Aydemir, özellikle son yıllarda geliştirilen yerli ve milli savunma teknolojilerinin sahada yarattığı dönüşüme dikkat çekti.
Hibrit Tehditlere Karşı Çok Katmanlı Mücadele
Aydemir, 2016'dan bu yana uygulanan sınır ötesi operasyonların terör örgütünün hareket kabiliyetini nasıl kısıtladığını somut örneklerle açıkladı. "Özellikle SİHA'lar ve yerli istihbarat sistemlerimizin devreye girmesiyle terör örgütü, dağlarda ve sınır ötesinde büyük darbe aldı. Fırat Kalkanı operasyonuyla başlayan süreç, bölgesel güvenlik ekosisteminde radikal bir değişim yarattı" değerlendirmesinde bulundu.

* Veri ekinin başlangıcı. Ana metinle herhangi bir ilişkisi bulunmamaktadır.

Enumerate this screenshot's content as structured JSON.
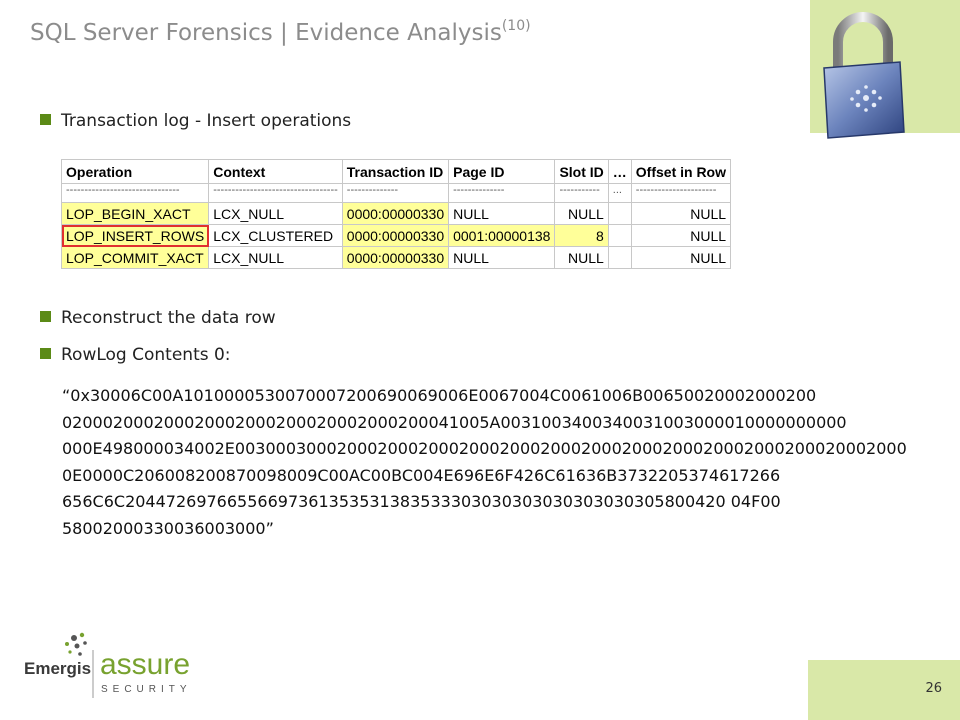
{
  "slide": {
    "title": "SQL Server Forensics | Evidence Analysis",
    "title_sup": "(10)",
    "page_number": "26"
  },
  "bullets": {
    "b1": "Transaction log - Insert operations",
    "b2": "Reconstruct the data row",
    "b3": "RowLog Contents 0:"
  },
  "table": {
    "headers": [
      "Operation",
      "Context",
      "Transaction ID",
      "Page ID",
      "Slot ID",
      "…",
      "Offset in Row"
    ],
    "dashes": [
      "-------------------------------",
      "----------------------------------",
      "--------------",
      "--------------",
      "-----------",
      "...",
      "----------------------"
    ],
    "rows": [
      {
        "op": "LOP_BEGIN_XACT",
        "ctx": "LCX_NULL",
        "tid": "0000:00000330",
        "pid": "NULL",
        "slot": "NULL",
        "dots": "",
        "off": "NULL"
      },
      {
        "op": "LOP_INSERT_ROWS",
        "ctx": "LCX_CLUSTERED",
        "tid": "0000:00000330",
        "pid": "0001:00000138",
        "slot": "8",
        "dots": "",
        "off": "NULL"
      },
      {
        "op": "LOP_COMMIT_XACT",
        "ctx": "LCX_NULL",
        "tid": "0000:00000330",
        "pid": "NULL",
        "slot": "NULL",
        "dots": "",
        "off": "NULL"
      }
    ]
  },
  "rowlog": {
    "lines": [
      "“0x30006C00A1010000530070007200690069006E0067004C0061006B00650020002000200",
      "020002000200020002000200020002000200041005A0031003400340031003000010000000000",
      "000E498000034002E003000300020002000200020002000200020002000200020002000200020002000",
      "0E0000C206008200870098009C00AC00BC004E696E6F426C61636B3732205374617266",
      "656C6C20447269766556697361353531383533303030303030303030305800420 04F00",
      "58002000330036003000”"
    ]
  },
  "logo": {
    "brand": "Emergis",
    "product": "assure",
    "tagline": "SECURITY"
  },
  "colors": {
    "accent_green": "#d9e8a8",
    "bullet_green": "#5b8a16",
    "highlight_yellow": "#ffff99",
    "highlight_red": "#e03030"
  }
}
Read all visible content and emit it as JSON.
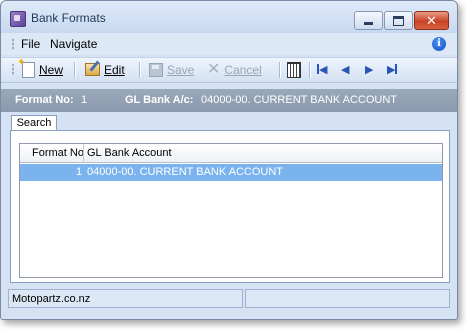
{
  "window": {
    "title": "Bank Formats",
    "close_glyph": "✕"
  },
  "menu": {
    "file": "File",
    "navigate": "Navigate",
    "info_glyph": "i"
  },
  "toolbar": {
    "new_label": "New",
    "edit_label": "Edit",
    "save_label": "Save",
    "cancel_label": "Cancel",
    "cancel_glyph": "✕"
  },
  "header": {
    "format_no_label": "Format No:",
    "format_no_value": "1",
    "gl_bank_label": "GL Bank A/c:",
    "gl_bank_value": "04000-00. CURRENT BANK ACCOUNT"
  },
  "tabs": [
    {
      "label": "Search"
    }
  ],
  "grid": {
    "columns": [
      "Format No",
      "GL Bank Account"
    ],
    "rows": [
      {
        "format_no": "1",
        "gl_bank_account": "04000-00. CURRENT BANK ACCOUNT"
      }
    ]
  },
  "status": {
    "company": "Motopartz.co.nz"
  },
  "colors": {
    "selection": "#7bb3ee",
    "header_bar": "#8a99ad",
    "window_bg": "#d4e2f4"
  }
}
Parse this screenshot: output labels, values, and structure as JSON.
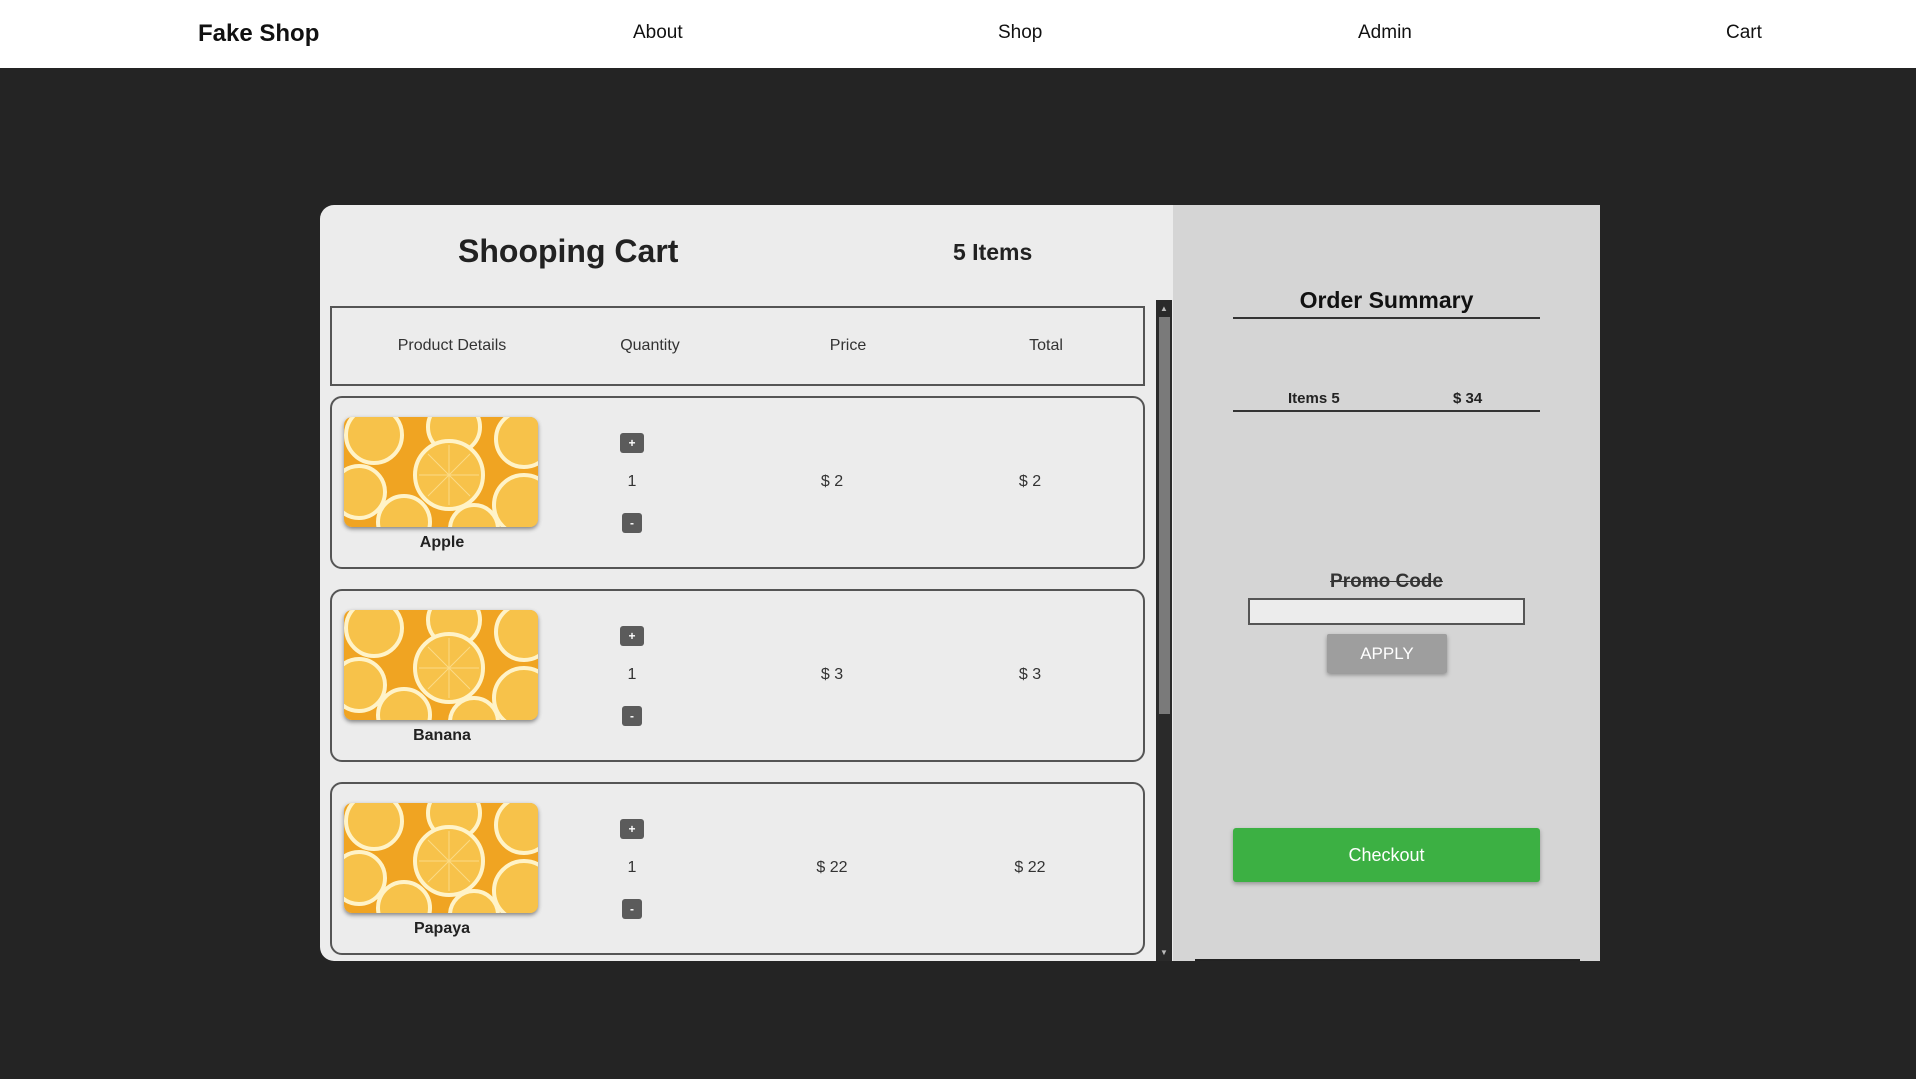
{
  "nav": {
    "brand": "Fake Shop",
    "links": [
      "About",
      "Shop",
      "Admin",
      "Cart"
    ]
  },
  "cart": {
    "title": "Shooping Cart",
    "item_count": "5 Items",
    "columns": [
      "Product Details",
      "Quantity",
      "Price",
      "Total"
    ],
    "items": [
      {
        "name": "Apple",
        "quantity": "1",
        "price": "$ 2",
        "total": "$ 2"
      },
      {
        "name": "Banana",
        "quantity": "1",
        "price": "$ 3",
        "total": "$ 3"
      },
      {
        "name": "Papaya",
        "quantity": "1",
        "price": "$ 22",
        "total": "$ 22"
      }
    ],
    "plus_label": "+",
    "minus_label": "-"
  },
  "summary": {
    "title": "Order Summary",
    "items_label": "Items 5",
    "total": "$ 34",
    "promo_label": "Promo Code",
    "promo_value": "",
    "apply_label": "APPLY",
    "checkout_label": "Checkout"
  },
  "colors": {
    "background": "#242424",
    "nav": "#ffffff",
    "cart_panel": "#ececec",
    "summary_panel": "#d5d5d5",
    "checkout": "#3cb043",
    "apply": "#9e9e9e"
  },
  "icons": {
    "product_image": "orange-slices-image",
    "scroll_up": "scroll-up-arrow-icon",
    "scroll_down": "scroll-down-arrow-icon"
  }
}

Asimetrik Tehditler ve Uluslararası Boyutun Derinliği
PKK'nın uluslararası destekçilerinin rolüne de değinen Aydemir, örgütün finansman kaynaklarını ve lojistik destek ağlarını detaylı şekilde analiz etti. "Terör örgütünün Suriye'nin kuzeyinde kurduğu sözde yapılanma, bazı Batılı ülkelerin açık desteğiyle ayakta durmaya çalışıyor. Ancak Türkiye'nin son dönemde geliştirdiği diplomatik ve askeri kapasite, bu yapıyı ciddi şekilde zorluyor" dedi.
Bütüncül Güvenlik Yaklaşımının Yeni Boyutları
Türkiye'nin geliştirdiği yerli savunma sanayii ürünlerinin terörle mücadelede oynadığı kritik role değinen Aydemir, "ASELSAN, HAVELSAN ve ROKETSAN gibi kurumlarımızın ürettiği sistemler, sadece askeri değil, istihbari başarılara da zemin hazırlıyor" ifadelerini kullandı. Ayrıca siber güvenlik ve teknolojik istihbarat alanındaki gelişmelerin terörle mücadelede yeni bir dönem başlattığını vurguladı.
İstihbarat ve Operasyonel Süreçlerin Entegrasyonu
Aydemir, MİT'in koordinasyonunda yürütülen çok boyutlu istihbarat faaliyetlerinin önemine dikkat çekti. "Sahadan toplanan istihbaratın anlık olarak değerlendirilmesi ve operasyonel birimlere aktarılması, terör örgütüne karşı büyük bir üstünlük sağlıyor. Bu entegre yaklaşım, örgütün hareket kabiliyetini minimuma indirdi" değerlendirmesinde bulundu.
Uluslararası İşbirliği ve Diplomasi
Terörle mücadelede diplomatik girişimlerin önemine de değinen Aydemir, "Türkiye artık masada da sahada da güçlü. NATO müttefiklerimiz ve bölge ülkeleriyle geliştirdiğimiz işbirliği mekanizmaları, terörle mücadelede elimizi güçlendiriyor" dedi. Özellikle Irak'la geliştirilen güvenlik işbirliğinin somut sonuçlar verdiğini belirtti.
Sonuç olarak Aydemir, Türkiye'nin terörle mücadelesinde teknoloji, diplomasi ve askeri kapasitenin optimal kullanımıyla elde edilen başarıların sürdürülebilir kılınması gerektiğini vurguladı. TBMM'nin de bu süreçte milli bir duruş sergilemesinin hayati önem taşıdığını belirterek, "Güvenlik-özgürlük dengesi gözetilerek, kararlı mücadelemiz devam etmeli" mesajını verdi.